Enhancing Policy Gradient for Traveling Salesman Problem with Data Augmented Behavior Cloning

Yunchao Zhang, Kewen Liao, Zhibin Liao, Longkun Guo

Published: 01 Jan 2024, Last Modified: 26 Jul 2025PAKDD (2) 2024EveryoneRevisionsBibTeXCC BY-SA 4.0

Abstract: The use of deep reinforcement learning (DRL) techniques to solve classical combinatorial optimization problems like the Traveling Salesman Problem (TSP) has garnered considerable attention due to its advantage of flexible and fast model-based inference. However, DRL training often suffers low efficiency and scalability, which hinders model generalization.

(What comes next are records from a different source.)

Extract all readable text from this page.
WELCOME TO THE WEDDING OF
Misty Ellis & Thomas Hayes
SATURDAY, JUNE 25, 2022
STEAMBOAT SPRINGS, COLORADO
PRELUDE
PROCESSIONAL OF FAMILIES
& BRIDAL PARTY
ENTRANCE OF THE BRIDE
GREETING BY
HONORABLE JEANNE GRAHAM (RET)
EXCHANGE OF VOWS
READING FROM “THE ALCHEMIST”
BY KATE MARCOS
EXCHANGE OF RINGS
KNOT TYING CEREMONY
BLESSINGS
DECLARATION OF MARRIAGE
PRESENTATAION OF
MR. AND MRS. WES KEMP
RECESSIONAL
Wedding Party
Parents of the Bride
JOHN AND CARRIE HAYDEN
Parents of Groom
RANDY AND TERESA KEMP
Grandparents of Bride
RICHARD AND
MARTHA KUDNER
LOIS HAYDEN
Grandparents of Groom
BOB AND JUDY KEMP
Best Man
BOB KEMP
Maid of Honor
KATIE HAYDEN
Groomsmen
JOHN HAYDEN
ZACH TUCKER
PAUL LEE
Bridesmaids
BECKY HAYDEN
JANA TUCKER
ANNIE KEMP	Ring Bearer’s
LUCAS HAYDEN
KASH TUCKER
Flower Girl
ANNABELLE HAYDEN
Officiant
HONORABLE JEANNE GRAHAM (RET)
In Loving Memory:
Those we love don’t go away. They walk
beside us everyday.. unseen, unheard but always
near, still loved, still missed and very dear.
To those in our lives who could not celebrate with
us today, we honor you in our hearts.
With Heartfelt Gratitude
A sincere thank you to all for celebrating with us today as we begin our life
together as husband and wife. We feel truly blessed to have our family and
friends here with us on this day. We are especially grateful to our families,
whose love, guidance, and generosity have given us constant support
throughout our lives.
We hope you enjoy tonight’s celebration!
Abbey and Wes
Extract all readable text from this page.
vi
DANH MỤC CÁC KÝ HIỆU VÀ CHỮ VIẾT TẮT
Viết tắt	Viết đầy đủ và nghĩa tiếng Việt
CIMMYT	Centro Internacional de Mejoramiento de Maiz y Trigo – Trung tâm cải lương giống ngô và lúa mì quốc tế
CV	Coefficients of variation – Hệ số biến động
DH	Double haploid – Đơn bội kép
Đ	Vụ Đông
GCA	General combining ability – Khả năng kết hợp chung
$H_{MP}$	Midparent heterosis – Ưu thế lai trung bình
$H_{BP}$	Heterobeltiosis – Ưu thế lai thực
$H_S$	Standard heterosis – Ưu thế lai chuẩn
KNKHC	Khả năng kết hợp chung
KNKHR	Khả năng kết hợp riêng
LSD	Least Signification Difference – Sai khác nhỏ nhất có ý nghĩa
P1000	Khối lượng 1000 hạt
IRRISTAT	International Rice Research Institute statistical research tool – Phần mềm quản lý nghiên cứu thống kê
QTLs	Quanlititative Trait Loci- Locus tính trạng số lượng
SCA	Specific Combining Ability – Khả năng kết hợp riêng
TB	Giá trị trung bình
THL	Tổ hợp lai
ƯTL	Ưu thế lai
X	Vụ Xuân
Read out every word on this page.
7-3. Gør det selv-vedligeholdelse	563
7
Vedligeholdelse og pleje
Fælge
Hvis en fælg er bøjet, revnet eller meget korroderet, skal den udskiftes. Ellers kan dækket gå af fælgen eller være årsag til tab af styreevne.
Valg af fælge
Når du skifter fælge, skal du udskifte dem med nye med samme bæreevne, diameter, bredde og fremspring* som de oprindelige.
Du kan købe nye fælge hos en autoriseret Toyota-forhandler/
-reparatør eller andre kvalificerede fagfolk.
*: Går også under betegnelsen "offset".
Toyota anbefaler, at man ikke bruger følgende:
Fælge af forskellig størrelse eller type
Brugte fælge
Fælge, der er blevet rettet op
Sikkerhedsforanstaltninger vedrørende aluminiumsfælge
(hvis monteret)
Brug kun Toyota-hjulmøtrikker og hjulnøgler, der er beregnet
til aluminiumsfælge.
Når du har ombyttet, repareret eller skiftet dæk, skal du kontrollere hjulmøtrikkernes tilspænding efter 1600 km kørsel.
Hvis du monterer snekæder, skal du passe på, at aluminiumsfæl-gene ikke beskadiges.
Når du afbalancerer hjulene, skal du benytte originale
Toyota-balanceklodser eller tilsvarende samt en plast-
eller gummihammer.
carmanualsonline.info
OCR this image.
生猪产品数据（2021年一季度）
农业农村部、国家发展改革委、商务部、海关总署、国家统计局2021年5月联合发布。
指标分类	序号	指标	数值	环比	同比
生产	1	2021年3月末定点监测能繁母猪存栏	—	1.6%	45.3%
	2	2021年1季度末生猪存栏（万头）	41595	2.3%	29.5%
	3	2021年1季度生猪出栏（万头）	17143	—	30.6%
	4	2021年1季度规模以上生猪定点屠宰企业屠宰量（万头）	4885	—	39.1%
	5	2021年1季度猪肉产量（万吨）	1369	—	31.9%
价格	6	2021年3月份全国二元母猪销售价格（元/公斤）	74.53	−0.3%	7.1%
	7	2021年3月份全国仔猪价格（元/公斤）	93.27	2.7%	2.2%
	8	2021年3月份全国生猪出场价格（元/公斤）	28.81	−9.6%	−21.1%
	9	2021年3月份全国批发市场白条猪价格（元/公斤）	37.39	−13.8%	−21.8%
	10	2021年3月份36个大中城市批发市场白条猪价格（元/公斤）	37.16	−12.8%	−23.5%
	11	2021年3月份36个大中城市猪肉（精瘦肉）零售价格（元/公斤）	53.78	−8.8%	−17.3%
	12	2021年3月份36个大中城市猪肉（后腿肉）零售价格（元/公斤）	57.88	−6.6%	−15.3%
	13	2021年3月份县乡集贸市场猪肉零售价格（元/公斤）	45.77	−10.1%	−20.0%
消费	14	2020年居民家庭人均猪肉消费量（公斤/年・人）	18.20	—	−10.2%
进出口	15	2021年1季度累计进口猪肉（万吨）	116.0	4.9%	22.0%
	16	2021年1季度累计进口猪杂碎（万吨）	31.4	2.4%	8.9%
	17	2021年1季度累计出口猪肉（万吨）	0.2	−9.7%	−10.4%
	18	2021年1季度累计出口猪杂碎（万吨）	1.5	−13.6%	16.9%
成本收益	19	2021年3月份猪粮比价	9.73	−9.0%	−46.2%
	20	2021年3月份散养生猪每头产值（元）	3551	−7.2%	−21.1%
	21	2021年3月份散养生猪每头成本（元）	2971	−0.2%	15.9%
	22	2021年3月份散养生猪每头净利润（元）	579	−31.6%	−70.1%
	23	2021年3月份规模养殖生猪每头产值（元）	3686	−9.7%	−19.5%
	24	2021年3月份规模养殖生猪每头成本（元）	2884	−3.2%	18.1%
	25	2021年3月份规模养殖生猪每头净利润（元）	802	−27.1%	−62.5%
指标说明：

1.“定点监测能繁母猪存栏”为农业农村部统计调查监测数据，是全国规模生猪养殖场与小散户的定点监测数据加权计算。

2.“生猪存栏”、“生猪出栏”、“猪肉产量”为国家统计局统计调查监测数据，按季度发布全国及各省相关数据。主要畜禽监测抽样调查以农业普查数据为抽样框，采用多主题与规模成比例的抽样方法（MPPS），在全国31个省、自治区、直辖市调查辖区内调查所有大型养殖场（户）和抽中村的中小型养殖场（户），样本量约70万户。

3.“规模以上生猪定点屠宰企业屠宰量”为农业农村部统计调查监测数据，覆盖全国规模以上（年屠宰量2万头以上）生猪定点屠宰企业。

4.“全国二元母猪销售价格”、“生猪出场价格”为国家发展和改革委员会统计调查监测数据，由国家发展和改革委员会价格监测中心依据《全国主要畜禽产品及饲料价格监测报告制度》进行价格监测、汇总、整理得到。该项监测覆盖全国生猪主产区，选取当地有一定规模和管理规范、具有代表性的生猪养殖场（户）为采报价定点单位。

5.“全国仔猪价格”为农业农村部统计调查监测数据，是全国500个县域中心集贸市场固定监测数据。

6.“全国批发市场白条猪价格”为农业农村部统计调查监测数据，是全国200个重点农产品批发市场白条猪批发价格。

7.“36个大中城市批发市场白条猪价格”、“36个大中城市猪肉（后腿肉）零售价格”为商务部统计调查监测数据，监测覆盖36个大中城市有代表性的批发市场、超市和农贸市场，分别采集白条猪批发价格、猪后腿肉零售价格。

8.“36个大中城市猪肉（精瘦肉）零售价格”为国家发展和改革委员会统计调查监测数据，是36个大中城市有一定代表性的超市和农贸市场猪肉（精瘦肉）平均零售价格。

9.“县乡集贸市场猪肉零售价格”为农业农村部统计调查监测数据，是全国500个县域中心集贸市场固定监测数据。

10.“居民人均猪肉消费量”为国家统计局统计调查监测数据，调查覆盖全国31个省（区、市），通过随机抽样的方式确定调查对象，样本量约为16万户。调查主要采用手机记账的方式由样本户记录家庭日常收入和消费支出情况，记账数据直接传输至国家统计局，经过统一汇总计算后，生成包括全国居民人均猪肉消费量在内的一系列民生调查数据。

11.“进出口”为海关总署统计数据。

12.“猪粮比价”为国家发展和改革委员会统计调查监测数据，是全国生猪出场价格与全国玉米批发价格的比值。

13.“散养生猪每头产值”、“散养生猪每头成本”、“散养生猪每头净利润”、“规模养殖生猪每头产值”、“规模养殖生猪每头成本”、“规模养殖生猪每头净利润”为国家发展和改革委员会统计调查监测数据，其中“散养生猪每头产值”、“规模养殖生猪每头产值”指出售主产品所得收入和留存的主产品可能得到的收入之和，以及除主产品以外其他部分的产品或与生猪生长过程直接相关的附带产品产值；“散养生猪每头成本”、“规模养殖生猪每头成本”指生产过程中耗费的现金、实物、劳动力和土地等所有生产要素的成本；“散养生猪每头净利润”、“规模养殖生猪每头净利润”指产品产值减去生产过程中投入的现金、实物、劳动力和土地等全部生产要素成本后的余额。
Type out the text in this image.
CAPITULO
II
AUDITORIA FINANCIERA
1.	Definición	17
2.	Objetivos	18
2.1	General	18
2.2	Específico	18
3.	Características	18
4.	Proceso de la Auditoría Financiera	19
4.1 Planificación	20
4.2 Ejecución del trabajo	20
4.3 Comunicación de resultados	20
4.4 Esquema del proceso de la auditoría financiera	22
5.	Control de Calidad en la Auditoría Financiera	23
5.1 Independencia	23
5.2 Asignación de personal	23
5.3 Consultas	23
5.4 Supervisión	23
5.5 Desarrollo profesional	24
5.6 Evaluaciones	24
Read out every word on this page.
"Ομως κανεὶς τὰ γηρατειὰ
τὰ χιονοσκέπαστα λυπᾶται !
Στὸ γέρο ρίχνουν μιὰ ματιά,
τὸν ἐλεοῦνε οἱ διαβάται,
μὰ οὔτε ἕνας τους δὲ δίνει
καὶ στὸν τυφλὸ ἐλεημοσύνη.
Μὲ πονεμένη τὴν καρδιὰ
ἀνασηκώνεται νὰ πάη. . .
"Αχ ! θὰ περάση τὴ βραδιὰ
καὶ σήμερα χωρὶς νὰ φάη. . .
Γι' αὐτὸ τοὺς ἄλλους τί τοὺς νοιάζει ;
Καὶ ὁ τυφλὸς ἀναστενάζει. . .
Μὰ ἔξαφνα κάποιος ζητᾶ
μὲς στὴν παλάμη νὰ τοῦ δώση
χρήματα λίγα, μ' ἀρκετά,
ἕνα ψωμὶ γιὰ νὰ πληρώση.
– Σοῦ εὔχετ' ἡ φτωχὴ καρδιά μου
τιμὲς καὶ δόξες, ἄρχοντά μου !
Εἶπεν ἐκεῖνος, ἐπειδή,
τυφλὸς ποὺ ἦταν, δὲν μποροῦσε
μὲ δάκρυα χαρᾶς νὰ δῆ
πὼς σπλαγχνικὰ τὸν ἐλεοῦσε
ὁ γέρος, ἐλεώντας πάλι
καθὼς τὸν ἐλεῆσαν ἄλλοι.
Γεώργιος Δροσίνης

This paper proposes a simple yet effective pre-training method that utilizes behavior cloning to initialize neural network parameters for policy gradient DRL. To alleviate the need for large amounts of demonstrations in behavior cloning, we exploit the symmetry of TSP solutions for augmentation. Our method is demonstrated by enhancing the state-of-the-art policy gradient models Attention and POMO for the TSP. Experimental results show that the optimality gap of the solution is significantly reduced while the DRL training time is greatly shortened. This also enables effective and efficient solving of larger TSP instances.